Metadata-Version: 2.1
Name: pyhsd
Version: 1.0.3
Summary: Humanized String Distance calculator
Home-page: https://bitbucket.org/pinetree-ai/algorithm-humanized-string-distance/src/master/
Author: Inventives.ai <https://inventives.ai>
Author-email: narendran.m@inventives.ai
License: CC-BY-NC 4.0
Platform: UNKNOWN
Classifier: Development Status :: 4 - Beta
Classifier: Programming Language :: Python :: 3 :: Only
Classifier: Topic :: Scientific/Engineering
Description-Content-Type: text/markdown
Requires-Dist: setuptools
Requires-Dist: wheel
Requires-Dist: pybind11

# Humanized String Distance Algorithm

This project is created and maintained by [Inventives, Inc.](https://inventives.ai), and is licensed under the [Creative Commons Attribution-NonCommercial 4.0 International License](https://creativecommons.org/licenses/by-nc/4.0/legalcode).

## About

The *Humanized String Distance* (HSD) algorithm is based on a modified dynamic-time-warping solution to compare two strings. The HSD algorithm accounts for closeness of characters based on handwritten and/or extracted (OCR) text. For example, the **i** character looks similar to **j** and handwriting recognition systems may easily mistake them for each other based on the writing style. Handwritten or extracted characters like **B** and **8** are easily confused, similar to **S** and **5**, **.** and **,** and many more.

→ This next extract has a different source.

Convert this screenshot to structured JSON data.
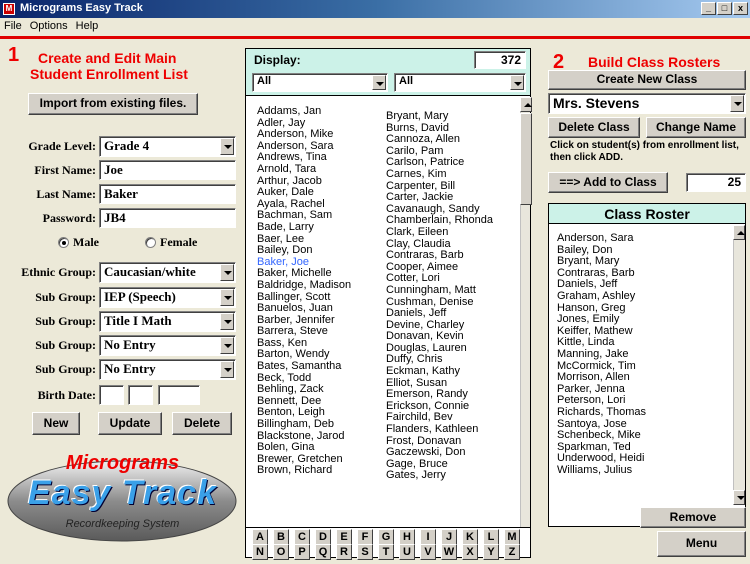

The HSD algorithm is a lot more tolerant of these and improves the performance of string distance calculation to match extracted text to a known set of values.

The HSD algorithm takes in the extracted text, and expected/desired text as arguments, and provides a modified string distance score.

The expected/desired string may include lower case alphabets, numbers, and various special characters including:
 - Space ( )
 - Period (.)
 - Comma (,)
 - Hyphen (-)

## Installation

Install from the `pip` package manager.
```
pip install pyhsd
```

Or, install from source.
```
pip install setuptools pybind11 wheel
pip install -e .
```

## Usage

```
import pyhsd
```

### Calculate HSD distance between two strings

```
d = pyhsd.distance('he110', 'hello')
```

### Find closest match from a list of options

```
numMatches = 1
matches = pyhsd.match('he110', [ 'hello', 'world' ], numMatches)
```

Each match is an instance of the `Match` class which contains properties `value` representing the string it matched, and `distance` with the HSD distance for the match.

### Custom transitions file

To match with custom transitions, you may pass a CSV file whch maps possible extracted characters (rows) to desired characters (columns). The corresponded cell for each row-column represents a score on the scale 0 to 1 representing how similar the characters are. For instance, **q** and **v** are rarely confused, so they have a low score (0), but **b** and **h** may be confused easily, giving them a higher score (0.3). If the row and column characters are the same, then the cell value will be 1 representing an exact match.